One company that took advantage of this consulting is TechComb LLC, which won a grant from the National Science Foundation’s Small Business Innovation Research (NSF SBIR) program to develop a modular, reconfigurable robot learning kit to increase interest in STEM subjects among K‑12 students. Aditya Das, senior research scientist at UTARI, developed the core technology.
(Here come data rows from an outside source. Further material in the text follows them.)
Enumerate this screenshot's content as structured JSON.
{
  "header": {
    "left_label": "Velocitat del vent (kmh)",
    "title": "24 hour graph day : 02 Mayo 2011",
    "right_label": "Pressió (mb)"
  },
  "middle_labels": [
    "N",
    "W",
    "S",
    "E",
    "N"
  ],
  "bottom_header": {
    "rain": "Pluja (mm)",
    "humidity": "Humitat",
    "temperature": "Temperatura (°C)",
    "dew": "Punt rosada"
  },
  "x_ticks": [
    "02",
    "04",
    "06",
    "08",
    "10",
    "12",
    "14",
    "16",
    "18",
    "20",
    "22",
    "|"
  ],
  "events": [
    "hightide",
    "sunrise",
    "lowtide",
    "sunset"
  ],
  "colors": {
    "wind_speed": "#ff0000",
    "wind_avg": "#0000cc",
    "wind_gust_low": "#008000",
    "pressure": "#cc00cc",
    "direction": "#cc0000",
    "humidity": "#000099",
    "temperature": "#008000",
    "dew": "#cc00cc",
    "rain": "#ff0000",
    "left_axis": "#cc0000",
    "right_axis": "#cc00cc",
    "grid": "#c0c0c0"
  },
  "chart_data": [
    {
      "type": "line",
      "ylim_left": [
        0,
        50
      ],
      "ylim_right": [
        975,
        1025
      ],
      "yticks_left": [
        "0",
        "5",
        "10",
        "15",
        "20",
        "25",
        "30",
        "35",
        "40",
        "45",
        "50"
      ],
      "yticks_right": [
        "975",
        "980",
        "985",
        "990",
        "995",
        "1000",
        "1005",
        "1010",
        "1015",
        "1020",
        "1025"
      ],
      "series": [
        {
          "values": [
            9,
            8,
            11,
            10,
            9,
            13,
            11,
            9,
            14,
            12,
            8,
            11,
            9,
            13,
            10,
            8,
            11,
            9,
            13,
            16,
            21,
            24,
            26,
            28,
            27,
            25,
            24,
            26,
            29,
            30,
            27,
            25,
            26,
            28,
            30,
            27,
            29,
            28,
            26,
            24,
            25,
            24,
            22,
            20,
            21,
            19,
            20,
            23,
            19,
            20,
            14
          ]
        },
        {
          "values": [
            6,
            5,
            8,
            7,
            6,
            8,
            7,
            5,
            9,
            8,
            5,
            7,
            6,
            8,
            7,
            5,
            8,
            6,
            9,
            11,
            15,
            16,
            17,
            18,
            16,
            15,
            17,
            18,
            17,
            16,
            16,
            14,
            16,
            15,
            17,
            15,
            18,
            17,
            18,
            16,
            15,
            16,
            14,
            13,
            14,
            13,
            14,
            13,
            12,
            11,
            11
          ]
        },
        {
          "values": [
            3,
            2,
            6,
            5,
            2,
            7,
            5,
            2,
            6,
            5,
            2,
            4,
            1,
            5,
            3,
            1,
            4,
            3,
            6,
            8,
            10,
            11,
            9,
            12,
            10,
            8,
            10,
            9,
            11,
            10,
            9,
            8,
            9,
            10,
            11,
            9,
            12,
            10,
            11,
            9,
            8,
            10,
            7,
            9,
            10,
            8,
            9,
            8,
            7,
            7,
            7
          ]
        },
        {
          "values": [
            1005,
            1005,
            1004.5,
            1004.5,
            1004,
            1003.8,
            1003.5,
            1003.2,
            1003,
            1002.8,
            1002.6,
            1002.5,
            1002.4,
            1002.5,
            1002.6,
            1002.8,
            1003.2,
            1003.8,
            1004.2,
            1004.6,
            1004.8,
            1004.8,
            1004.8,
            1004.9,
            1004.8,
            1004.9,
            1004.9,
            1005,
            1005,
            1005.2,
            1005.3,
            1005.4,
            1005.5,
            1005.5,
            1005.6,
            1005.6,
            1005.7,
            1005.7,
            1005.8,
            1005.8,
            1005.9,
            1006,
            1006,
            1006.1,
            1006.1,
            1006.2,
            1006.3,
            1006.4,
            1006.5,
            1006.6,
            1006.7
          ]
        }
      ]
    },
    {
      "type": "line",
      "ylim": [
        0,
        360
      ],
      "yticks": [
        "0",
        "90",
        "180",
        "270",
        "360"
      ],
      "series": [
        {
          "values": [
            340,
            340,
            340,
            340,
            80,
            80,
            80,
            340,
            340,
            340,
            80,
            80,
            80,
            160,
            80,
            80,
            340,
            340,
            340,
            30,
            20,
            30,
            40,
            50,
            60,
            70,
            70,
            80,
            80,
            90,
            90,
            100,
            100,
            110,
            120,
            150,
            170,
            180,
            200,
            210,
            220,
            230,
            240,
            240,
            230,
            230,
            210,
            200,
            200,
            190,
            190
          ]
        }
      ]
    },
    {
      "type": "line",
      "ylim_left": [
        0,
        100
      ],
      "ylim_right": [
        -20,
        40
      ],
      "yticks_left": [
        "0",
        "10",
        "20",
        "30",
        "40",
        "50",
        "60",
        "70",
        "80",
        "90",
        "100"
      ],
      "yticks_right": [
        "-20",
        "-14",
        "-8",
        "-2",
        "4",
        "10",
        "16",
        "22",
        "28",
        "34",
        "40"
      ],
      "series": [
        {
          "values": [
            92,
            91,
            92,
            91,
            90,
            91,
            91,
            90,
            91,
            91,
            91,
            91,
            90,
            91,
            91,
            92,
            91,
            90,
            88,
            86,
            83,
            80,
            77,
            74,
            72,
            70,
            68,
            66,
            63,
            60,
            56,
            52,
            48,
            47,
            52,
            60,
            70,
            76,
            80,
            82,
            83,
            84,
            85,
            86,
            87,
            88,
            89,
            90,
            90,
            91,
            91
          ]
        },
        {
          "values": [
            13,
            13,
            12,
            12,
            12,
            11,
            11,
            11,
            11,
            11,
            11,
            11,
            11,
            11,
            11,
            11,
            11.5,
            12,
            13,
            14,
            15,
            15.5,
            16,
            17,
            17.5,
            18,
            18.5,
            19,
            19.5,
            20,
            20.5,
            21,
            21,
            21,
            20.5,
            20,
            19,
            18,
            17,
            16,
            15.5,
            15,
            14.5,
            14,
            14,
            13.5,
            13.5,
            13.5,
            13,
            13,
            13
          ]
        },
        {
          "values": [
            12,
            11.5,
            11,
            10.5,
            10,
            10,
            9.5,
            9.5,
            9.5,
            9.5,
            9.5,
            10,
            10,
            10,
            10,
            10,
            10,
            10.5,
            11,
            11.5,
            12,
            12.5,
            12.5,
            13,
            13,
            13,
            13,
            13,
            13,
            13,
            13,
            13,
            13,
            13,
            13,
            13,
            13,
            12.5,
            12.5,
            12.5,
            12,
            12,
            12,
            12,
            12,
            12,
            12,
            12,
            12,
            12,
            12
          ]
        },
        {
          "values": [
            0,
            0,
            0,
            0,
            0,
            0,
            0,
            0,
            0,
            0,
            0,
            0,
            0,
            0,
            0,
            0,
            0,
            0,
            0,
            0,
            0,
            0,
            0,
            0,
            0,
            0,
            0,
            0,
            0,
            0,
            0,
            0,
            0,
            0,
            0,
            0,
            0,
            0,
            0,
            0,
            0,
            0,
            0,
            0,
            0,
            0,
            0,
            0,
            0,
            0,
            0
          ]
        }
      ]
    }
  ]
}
“With TechComb, UTARI is supporting technologies developed at UTA, but we are also very actively supporting alumni and small companies that need the capacities of a large university to achieve their commercialization goals,” says Mickey McCabe, UTARI’s executive director.
For example, UTA alumnus and Lumion Labs owner Scott Evans is in the final stages of testing and evaluating an environmentally friendly field analyzer developed by Dasgupta and Dr. Das that can measure arsenic levels in water.
“These cases—TechComb and Lumion Labs—demonstrate the role of UTA in helping develop a start-up ecosystem and providing resources that enable bringing ideas into the market,” Dr. McCabe says.
Through all these programs, resources, and initiatives, UTA is driving the socio-economic progress of the region. In Texas, more than 98 percent of companies are small or mid-sized businesses, providing 45 percent of the state’s employment. The start-ups that originate at UTA clearly contribute to that growth.
“UTA sees a great opportunity to add to the economic vitality of our region and the world by making sure that our best ideas reach the market,” says President Karbhari. “We will continue to make it as easy as possible for entrepreneurs to be successful, and our dean of engineering and new provost are developing a plan to expand these capacities to make an even greater impact.”